Here is the saxon parser transformation that used to translate it
public static String saxonTransform(String xml, String xsl) throws TransformerException, FileNotFoundException {
        TransformerFactoryImpl f = new net.sf.saxon.TransformerFactoryImpl();
        f.setAttribute("http://saxon.sf.net/feature/version-warning", Boolean.FALSE);
        try {
            StreamSource xsrc = new StreamSource(new ByteArrayInputStream(xsl.getBytes(Charset.forName("UTF-8"))));
            Transformer t = f.newTransformer(xsrc);
            StreamSource src = new StreamSource(new ByteArrayInputStream(xml.getBytes(Charset.forName("UTF-8"))));
            StreamResult res = new StreamResult(new ByteArrayOutputStream());
            t.transform(src, res);
            return res.getOutputStream().toString();
        } catch (Exception e) {
            logger.warn(e.getMessage());
        }
        return null;
    }

here is the way that convert the file into XML
 public  String  FileToXmlString( String path){
        String str="";
        String str1="";
        try {
            str=new String(Files.readAllBytes(Paths.get(path)));
            str1=str.substring(3);
            }
            catch (IOException e) {
                logger.error(e.getMessage());
            }
        return str1;        
    }

问题是输入文件没有按照 XML 解析器认为的方式编码,因此 XML 解析器对字符的解码不正确。检查输入 XML 文件是否有声明编码的 XML 声明,并检查行首的项目符号字符是否按应有的方式实际编码。

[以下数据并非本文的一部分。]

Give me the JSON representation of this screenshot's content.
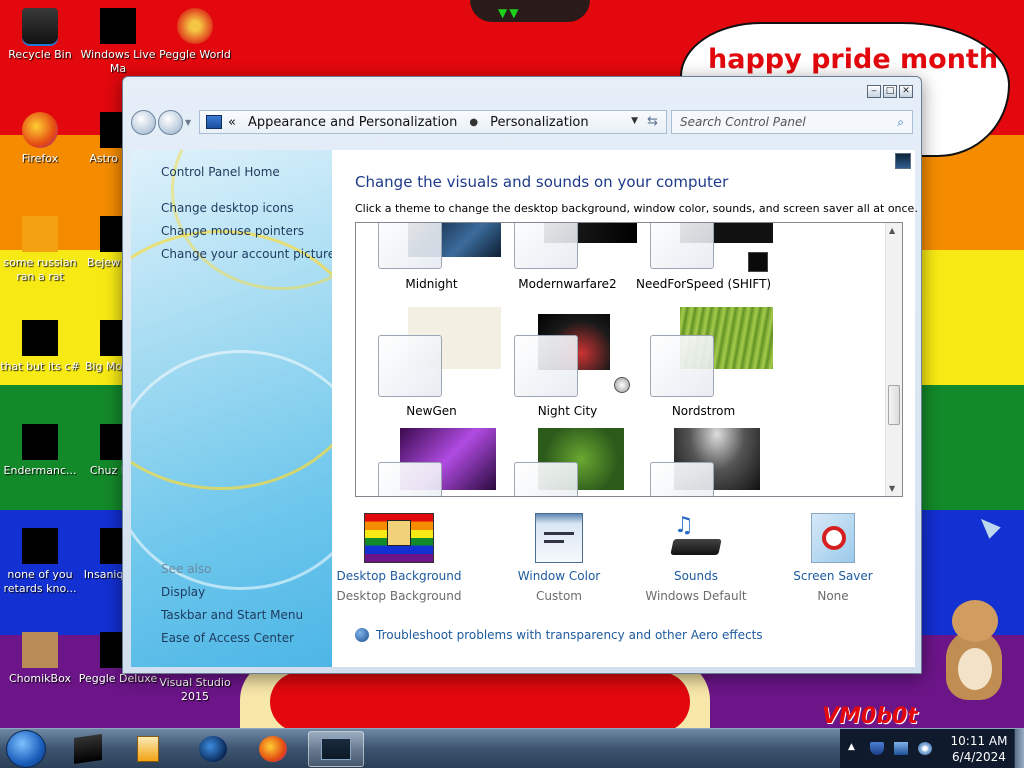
{
  "desktop": {
    "speech_text": "happy pride month",
    "vm_tag": "VM0b0t",
    "icons": [
      {
        "label": "Recycle Bin"
      },
      {
        "label": "Windows Live Ma"
      },
      {
        "label": "Peggle World"
      },
      {
        "label": "Firefox"
      },
      {
        "label": "Astro Delu"
      },
      {
        "label": "some russian ran a rat"
      },
      {
        "label": "Bejew Delu"
      },
      {
        "label": "that but its c#"
      },
      {
        "label": "Big Mo Delu"
      },
      {
        "label": "Endermanc..."
      },
      {
        "label": "Chuz Delu"
      },
      {
        "label": "none of you retards kno..."
      },
      {
        "label": "Insaniq Delu"
      },
      {
        "label": "ChomikBox"
      },
      {
        "label": "Peggle Deluxe"
      },
      {
        "label": "Visual Studio 2015"
      }
    ],
    "colors": {
      "red": "#e3080d",
      "orange": "#f58c00",
      "yellow": "#f7ea14",
      "green": "#138a2a",
      "blue": "#1330d2",
      "purple": "#6c1589"
    }
  },
  "window": {
    "controls": [
      "minimize-icon",
      "maximize-icon",
      "close-icon"
    ],
    "breadcrumb": {
      "overflow": "«",
      "items": [
        "Appearance and Personalization",
        "Personalization"
      ],
      "separator": "►"
    },
    "search_placeholder": "Search Control Panel",
    "nav": {
      "links": [
        "Control Panel Home",
        "Change desktop icons",
        "Change mouse pointers",
        "Change your account picture"
      ],
      "see_also_label": "See also",
      "see_also": [
        "Display",
        "Taskbar and Start Menu",
        "Ease of Access Center"
      ]
    },
    "main": {
      "title": "Change the visuals and sounds on your computer",
      "subtitle": "Click a theme to change the desktop background, window color, sounds, and screen saver all at once.",
      "themes": [
        {
          "name": "Midnight",
          "icon": "dark-wallpaper"
        },
        {
          "name": "Modernwarfare2",
          "icon": "dark-wallpaper"
        },
        {
          "name": "NeedForSpeed (SHIFT)",
          "icon": "dark-wallpaper"
        },
        {
          "name": "NewGen",
          "icon": "light-wallpaper"
        },
        {
          "name": "Night City",
          "icon": "city-wallpaper"
        },
        {
          "name": "Nordstrom",
          "icon": "green-wallpaper"
        },
        {
          "name": "",
          "icon": "purple-wallpaper"
        },
        {
          "name": "",
          "icon": "leaf-wallpaper"
        },
        {
          "name": "",
          "icon": "spotlight-wallpaper"
        }
      ],
      "settings": [
        {
          "label": "Desktop Background",
          "value": "Desktop Background",
          "icon": "desktop-background-icon"
        },
        {
          "label": "Window Color",
          "value": "Custom",
          "icon": "window-color-icon"
        },
        {
          "label": "Sounds",
          "value": "Windows Default",
          "icon": "sounds-icon"
        },
        {
          "label": "Screen Saver",
          "value": "None",
          "icon": "screen-saver-icon"
        }
      ],
      "troubleshoot": "Troubleshoot problems with transparency and other Aero effects"
    }
  },
  "taskbar": {
    "apps": [
      "app-icon",
      "media-player-icon",
      "globe-icon",
      "firefox-icon",
      "control-panel-icon"
    ],
    "clock_time": "10:11 AM",
    "clock_date": "6/4/2024"
  }
}
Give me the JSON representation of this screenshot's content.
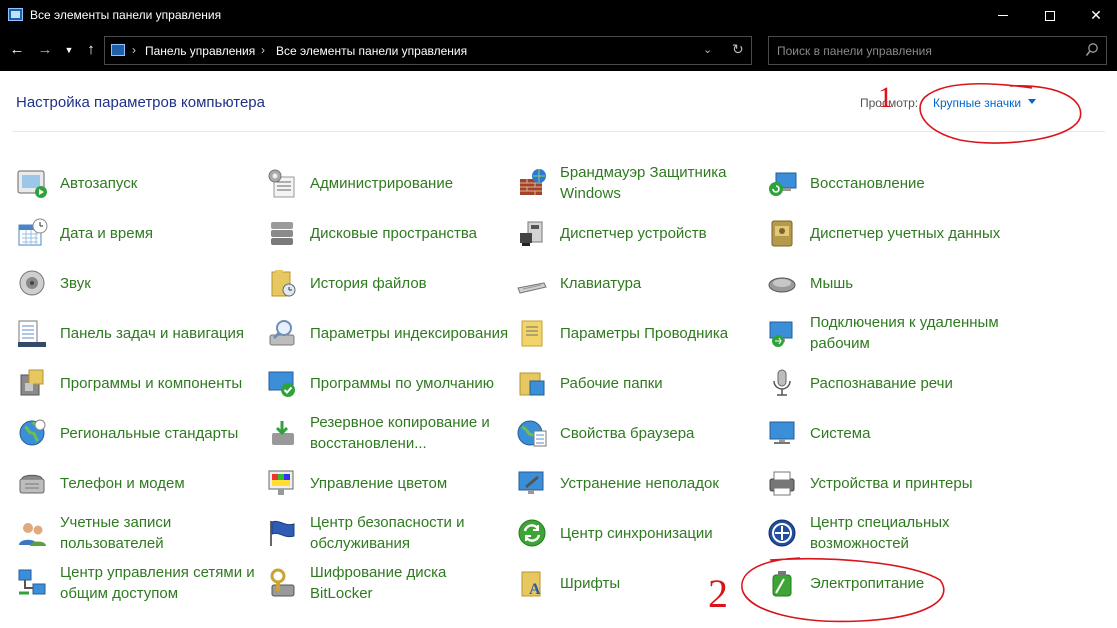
{
  "window": {
    "title": "Все элементы панели управления"
  },
  "address": {
    "crumbs": [
      "Панель управления",
      "Все элементы панели управления"
    ],
    "search_placeholder": "Поиск в панели управления"
  },
  "header": {
    "title": "Настройка параметров компьютера",
    "view_by_label": "Просмотр:",
    "view_by_value": "Крупные значки"
  },
  "annotations": [
    "1",
    "2"
  ],
  "items": [
    {
      "label": "Автозапуск",
      "icon": "autoplay-icon"
    },
    {
      "label": "Администрирование",
      "icon": "admin-tools-icon"
    },
    {
      "label": "Брандмауэр Защитника Windows",
      "icon": "firewall-icon"
    },
    {
      "label": "Восстановление",
      "icon": "recovery-icon"
    },
    {
      "label": "Дата и время",
      "icon": "date-time-icon"
    },
    {
      "label": "Дисковые пространства",
      "icon": "storage-spaces-icon"
    },
    {
      "label": "Диспетчер устройств",
      "icon": "device-manager-icon"
    },
    {
      "label": "Диспетчер учетных данных",
      "icon": "credential-manager-icon"
    },
    {
      "label": "Звук",
      "icon": "sound-icon"
    },
    {
      "label": "История файлов",
      "icon": "file-history-icon"
    },
    {
      "label": "Клавиатура",
      "icon": "keyboard-icon"
    },
    {
      "label": "Мышь",
      "icon": "mouse-icon"
    },
    {
      "label": "Панель задач и навигация",
      "icon": "taskbar-icon"
    },
    {
      "label": "Параметры индексирования",
      "icon": "indexing-icon"
    },
    {
      "label": "Параметры Проводника",
      "icon": "explorer-options-icon"
    },
    {
      "label": "Подключения к удаленным рабочим",
      "icon": "remote-desktop-icon"
    },
    {
      "label": "Программы и компоненты",
      "icon": "programs-icon"
    },
    {
      "label": "Программы по умолчанию",
      "icon": "default-programs-icon"
    },
    {
      "label": "Рабочие папки",
      "icon": "work-folders-icon"
    },
    {
      "label": "Распознавание речи",
      "icon": "speech-icon"
    },
    {
      "label": "Региональные стандарты",
      "icon": "region-icon"
    },
    {
      "label": "Резервное копирование и восстановлени...",
      "icon": "backup-icon"
    },
    {
      "label": "Свойства браузера",
      "icon": "internet-options-icon"
    },
    {
      "label": "Система",
      "icon": "system-icon"
    },
    {
      "label": "Телефон и модем",
      "icon": "phone-modem-icon"
    },
    {
      "label": "Управление цветом",
      "icon": "color-management-icon"
    },
    {
      "label": "Устранение неполадок",
      "icon": "troubleshooting-icon"
    },
    {
      "label": "Устройства и принтеры",
      "icon": "devices-printers-icon"
    },
    {
      "label": "Учетные записи пользователей",
      "icon": "user-accounts-icon"
    },
    {
      "label": "Центр безопасности и обслуживания",
      "icon": "security-maintenance-icon"
    },
    {
      "label": "Центр синхронизации",
      "icon": "sync-center-icon"
    },
    {
      "label": "Центр специальных возможностей",
      "icon": "ease-of-access-icon"
    },
    {
      "label": "Центр управления сетями и общим доступом",
      "icon": "network-center-icon"
    },
    {
      "label": "Шифрование диска BitLocker",
      "icon": "bitlocker-icon"
    },
    {
      "label": "Шрифты",
      "icon": "fonts-icon"
    },
    {
      "label": "Электропитание",
      "icon": "power-options-icon"
    }
  ]
}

像 Oxygen 这样好的 XML 编辑器应该可以帮助您解决这个问题。

当然,一旦你发现编码问题到底是什么,你需要调查它是如何发生的,并确保它不会再次发生。

(顺便说一下,是ascii不是ascaii,你看到的字符都是非ASCII字符,在处理字符编码问题的时候,一定要精确。)

如果您有一个带有 Unicode 字符的 Java 字符串,而不是将它们提供给 XML parser/JAXP 转换器的正确方法是 StreamSource 而不是 StringReaderStreamSource src = new StreamSource(new StringReader(xml));。 您还没有展示如何构造字符串 xml,但是一旦您有了带有字符的字符串,就可以使用 StringReader。

当然,如果您有一个文件,请在 FileInputStream 上使用 StreamSource,所有猜测编码和手动解码的尝试都是不必要的并且容易出错,XML 解析器通常很漂亮擅长检测基于XML声明的编码并根据需要进行解码。

由于您还需要一个 String 作为转换结果,因此我还建议您使用 StreamResult 而不是 StringWriter。